For the first part of the question, do a mechanical instruction-by-instruction decompilation of func into working but unreadable C code, like we've demonstrated in class.
Then, convert your mechanical decompilation into natural-looking C code, while figuring out what it does and why. Document your understanding by writing a detailed comment for the function which contains enough information about its arguments and what it does that another programmer could use the function based just on the comment, without reading the function's source.

Turn in two separate C files defining a function func, one for each part.

4. Function decompilation (tree-stripped)

The binary tree-stripped is the same one we looked at in lecture, where the name gives away that it does something related to trees. In lecture, we decompiled the function func_4011c2. In this question you'll continue the job.
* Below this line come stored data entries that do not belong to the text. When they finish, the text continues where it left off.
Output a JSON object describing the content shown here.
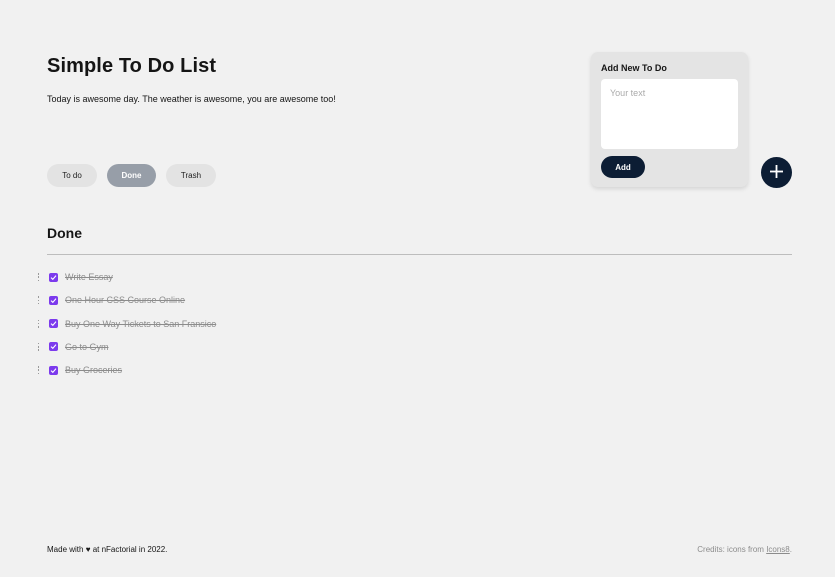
{
  "header": {
    "title": "Simple To Do List",
    "subtitle": "Today is awesome day. The weather is awesome, you are awesome too!"
  },
  "tabs": [
    {
      "label": "To do",
      "active": false
    },
    {
      "label": "Done",
      "active": true
    },
    {
      "label": "Trash",
      "active": false
    }
  ],
  "add_card": {
    "title": "Add New To Do",
    "placeholder": "Your text",
    "value": "",
    "button_label": "Add"
  },
  "fab": {
    "icon": "plus-icon"
  },
  "section": {
    "title": "Done"
  },
  "items": [
    {
      "text": "Write Essay",
      "done": true
    },
    {
      "text": "One Hour CSS Course Online",
      "done": true
    },
    {
      "text": "Buy One Way Tickets to San Fransico",
      "done": true
    },
    {
      "text": "Go to Gym",
      "done": true
    },
    {
      "text": "Buy Groceries",
      "done": true
    }
  ],
  "footer": {
    "made_prefix": "Made with",
    "heart": "♥",
    "made_suffix": "at nFactorial in 2022.",
    "credits_prefix": "Credits: icons from",
    "credits_link": "Icons8",
    "credits_suffix": "."
  },
  "colors": {
    "background": "#f1f1f1",
    "accent_dark": "#0c1d34",
    "checkbox": "#7c3aed",
    "active_tab": "#979ea8"
  }
}
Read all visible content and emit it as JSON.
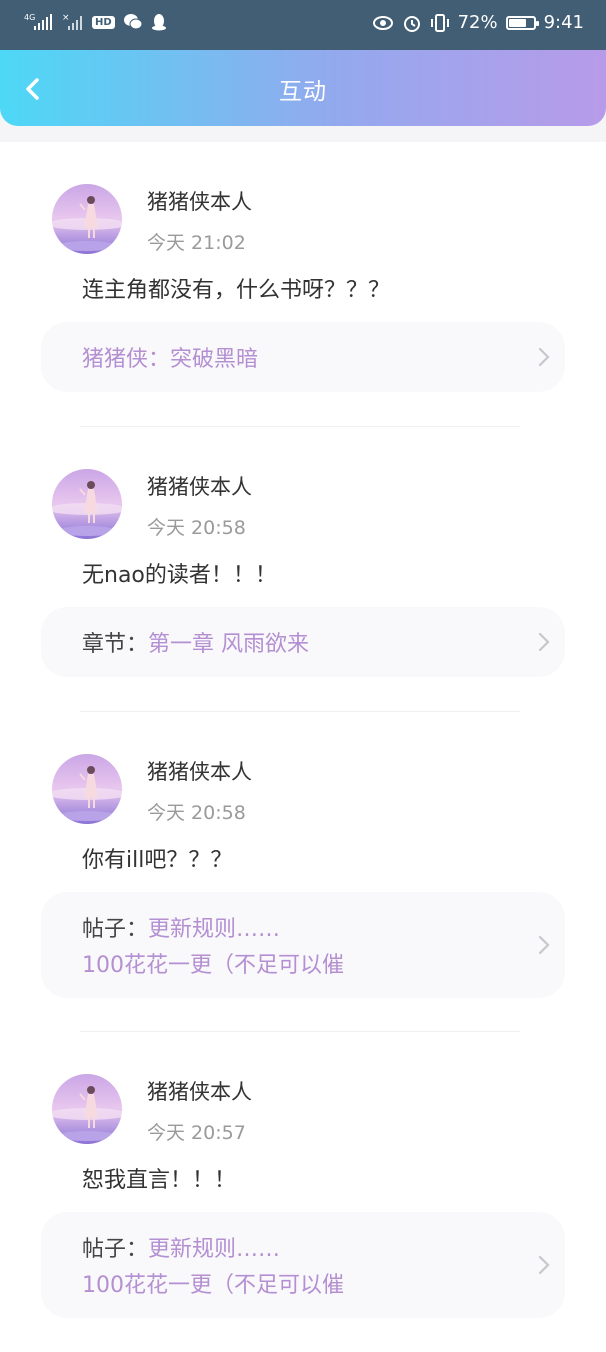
{
  "status_bar": {
    "network": "4G",
    "hd_badge": "HD",
    "battery_text": "72%",
    "battery_level": 0.72,
    "time": "9:41"
  },
  "header": {
    "title": "互动",
    "back_icon": "chevron-left-icon"
  },
  "colors": {
    "header_gradient": [
      "#4dd8f6",
      "#93a9ee",
      "#b79be9"
    ],
    "status_bar": "#415e74",
    "accent_purple": "#b48fd2"
  },
  "comments": [
    {
      "user": "猪猪侠本人",
      "time": "今天 21:02",
      "content": "连主角都没有，什么书呀？？？",
      "ref_prefix": "",
      "ref_text": "猪猪侠：突破黑暗",
      "ref_text2": ""
    },
    {
      "user": "猪猪侠本人",
      "time": "今天 20:58",
      "content": "无nao的读者！！！",
      "ref_prefix": "章节：",
      "ref_text": "第一章 风雨欲来",
      "ref_text2": ""
    },
    {
      "user": "猪猪侠本人",
      "time": "今天 20:58",
      "content": "你有ill吧？？？",
      "ref_prefix": "帖子：",
      "ref_text": "更新规则……",
      "ref_text2": "100花花一更（不足可以催"
    },
    {
      "user": "猪猪侠本人",
      "time": "今天 20:57",
      "content": "恕我直言！！！",
      "ref_prefix": "帖子：",
      "ref_text": "更新规则……",
      "ref_text2": "100花花一更（不足可以催"
    }
  ]
}
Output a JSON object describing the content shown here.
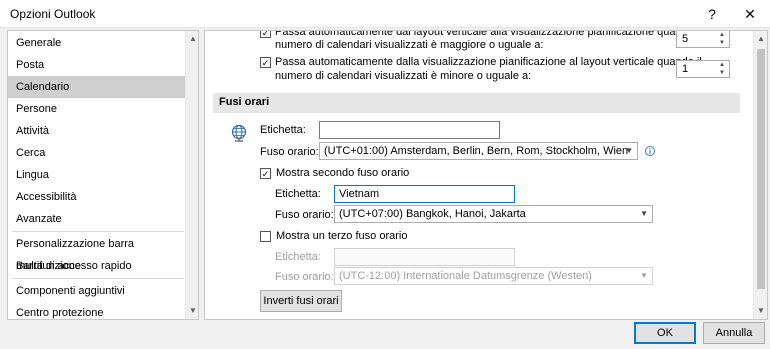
{
  "window": {
    "title": "Opzioni Outlook",
    "help_label": "?",
    "close_label": "✕"
  },
  "nav": {
    "items": [
      {
        "label": "Generale"
      },
      {
        "label": "Posta"
      },
      {
        "label": "Calendario",
        "selected": true
      },
      {
        "label": "Persone"
      },
      {
        "label": "Attività"
      },
      {
        "label": "Cerca"
      },
      {
        "label": "Lingua"
      },
      {
        "label": "Accessibilità"
      },
      {
        "label": "Avanzate"
      },
      {
        "label": "Personalizzazione barra multifunzione"
      },
      {
        "label": "Barra di accesso rapido"
      },
      {
        "label": "Componenti aggiuntivi"
      },
      {
        "label": "Centro protezione"
      }
    ]
  },
  "options": {
    "opt1_line1": "Passa automaticamente dal layout verticale alla visualizzazione pianificazione quando il",
    "opt1_line2": "numero di calendari visualizzati è maggiore o uguale a:",
    "opt1_value": "5",
    "opt2_line1": "Passa automaticamente dalla visualizzazione pianificazione al layout verticale quando il",
    "opt2_line2": "numero di calendari visualizzati è minore o uguale a:",
    "opt2_value": "1"
  },
  "timezones": {
    "section_title": "Fusi orari",
    "label_caption": "Etichetta:",
    "label_value": "",
    "tz_caption": "Fuso orario:",
    "tz_value": "(UTC+01:00) Amsterdam, Berlin, Bern, Rom, Stockholm, Wien",
    "second_check_label": "Mostra secondo fuso orario",
    "second_checked": true,
    "second_label_caption": "Etichetta:",
    "second_label_value": "Vietnam",
    "second_tz_caption": "Fuso orario:",
    "second_tz_value": "(UTC+07:00) Bangkok, Hanoi, Jakarta",
    "third_check_label": "Mostra un terzo fuso orario",
    "third_checked": false,
    "third_label_caption": "Etichetta:",
    "third_label_value": "",
    "third_tz_caption": "Fuso orario:",
    "third_tz_value": "(UTC-12:00) Internationale Datumsgrenze (Westen)",
    "swap_button": "Inverti fusi orari"
  },
  "footer": {
    "ok_label": "OK",
    "cancel_label": "Annulla"
  }
}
Do a mechanical instruction-by-instruction decompilation of func_401226 into working but unreadable C code.
Convert your mechanical decompilation of func_401226 into natural-looking C code, and give it a detailed comment.
(5980) Do a mechanical instruction-by-instruction decompilation of the main function into working but unreadable C code. Working should mean that the whole program works correctly when your decompiled functions are combined with the one we did in class.
(5980) Convert your mechanical decompilation of main into natural-looking C code.

For parts (a) and (b), turn in two separate C files. The one for (a) should define a function named func_401226, while the one for (b) should define a function with a more natural name. For parts (c) and (d) (5980), turn in C files for complete programs.